Amatera Stealer, il malware distribuito
Il payload utilizzato nelle campagne osservate è Amatera Stealer, una famiglia relativamente recente di malware progettata per il furto di informazioni sensibili. Gli analisti ritengono che il malware sia derivato da ACR Stealer e venga distribuito attraverso un modello Malware-as-a-Service, che consente a diversi gruppi criminali di utilizzarlo tramite abbonamento.
Una volta eseguito sul sistema della vittima, Amatera è in grado di sottrarre credenziali salvate nei browser, cookie e token di sessione, oltre a raccogliere informazioni dettagliate sul sistema compromesso. Il malware può inoltre individuare e sottrarre dati relativi a portafogli di criptovalute, aumentando il valore economico delle informazioni esfiltrate.
La famiglia Amatera include anche tecniche di evasione progettate per evitare il rilevamento da parte degli strumenti di sicurezza e prolungare la permanenza del malware nel sistema compromesso.
Tecniche di esecuzione diverse per Windows e macOS
Gli attacchi InstallFix utilizzano approcci leggermente differenti a seconda del sistema operativo della vittima. Nel caso dei sistemi macOS, i comandi malevoli contengono istruzioni codificate in base64 che scaricano e avviano un binario remoto da domini controllati dagli attaccanti.
Nei sistemi Windows, invece, l’attacco sfrutta l’utility di sistema mshta.exe per recuperare il malware remoto. L’esecuzione del payload coinvolge anche processi di sistema come conhost.exe, utilizzati per supportare l’avvio del codice malevolo.
L’utilizzo di strumenti legittimi già presenti nel sistema operativo consente agli aggressori di ridurre i segnali di anomalia e aumentare le probabilità di successo dell’infezione.

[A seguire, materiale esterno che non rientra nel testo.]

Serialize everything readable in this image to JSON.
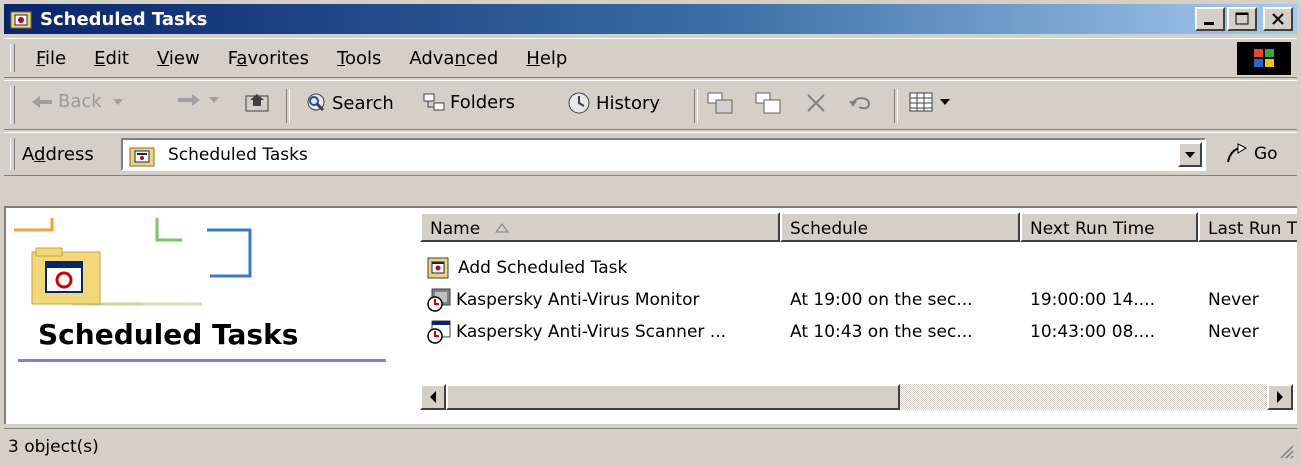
{
  "window": {
    "title": "Scheduled Tasks"
  },
  "menu": [
    {
      "pre": "",
      "u": "F",
      "post": "ile"
    },
    {
      "pre": "",
      "u": "E",
      "post": "dit"
    },
    {
      "pre": "",
      "u": "V",
      "post": "iew"
    },
    {
      "pre": "F",
      "u": "a",
      "post": "vorites"
    },
    {
      "pre": "",
      "u": "T",
      "post": "ools"
    },
    {
      "pre": "Adva",
      "u": "n",
      "post": "ced"
    },
    {
      "pre": "",
      "u": "H",
      "post": "elp"
    }
  ],
  "toolbar": {
    "back": "Back",
    "search": "Search",
    "folders": "Folders",
    "history": "History"
  },
  "address": {
    "label_pre": "A",
    "label_u": "d",
    "label_post": "dress",
    "value": "Scheduled Tasks",
    "go": "Go"
  },
  "left_pane": {
    "title": "Scheduled Tasks"
  },
  "columns": [
    "Name",
    "Schedule",
    "Next Run Time",
    "Last Run T"
  ],
  "rows": [
    {
      "name": "Add Scheduled Task",
      "schedule": "",
      "next": "",
      "last": ""
    },
    {
      "name": "Kaspersky Anti-Virus Monitor",
      "schedule": "At 19:00 on the sec...",
      "next": "19:00:00  14....",
      "last": "Never"
    },
    {
      "name": "Kaspersky Anti-Virus Scanner ...",
      "schedule": "At 10:43 on the sec...",
      "next": "10:43:00  08....",
      "last": "Never"
    }
  ],
  "status": {
    "text": "3 object(s)"
  },
  "colors": {
    "title_start": "#0a246a",
    "title_end": "#a6caf0",
    "face": "#d4d0c8",
    "accent_line": "#6f8cc8"
  }
}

Una nuova superficie di attacco per l’ecosistema DevOps
Le campagne InstallFix evidenziano una debolezza strutturale nell’ecosistema degli strumenti per sviluppatori. La fiducia implicita nei comandi pubblicati online, unita alla diffusione di piattaforme di distribuzione automatica del software, crea una superficie d’attacco ampia e difficile da controllare.
La combinazione di siti clonati, risultati sponsorizzati nei motori di ricerca e comandi di installazione automatica rende questi attacchi particolarmente credibili anche per utenti esperti. Il fatto che l’infezione avvenga tramite un comando eseguito manualmente dall’utente complica ulteriormente l’individuazione dell’attacco.
Per questo motivo, i ricercatori raccomandano di ottenere le istruzioni di installazione esclusivamente dai siti ufficiali dei produttori software, evitando i risultati sponsorizzzati dei motori di ricerca e verificando sempre il contenuto degli script prima di eseguirli. Salvare tra i preferiti i portali di download ufficiali degli strumenti utilizzati più frequentemente può rappresentare una misura semplice ma efficace per ridurre il rischio.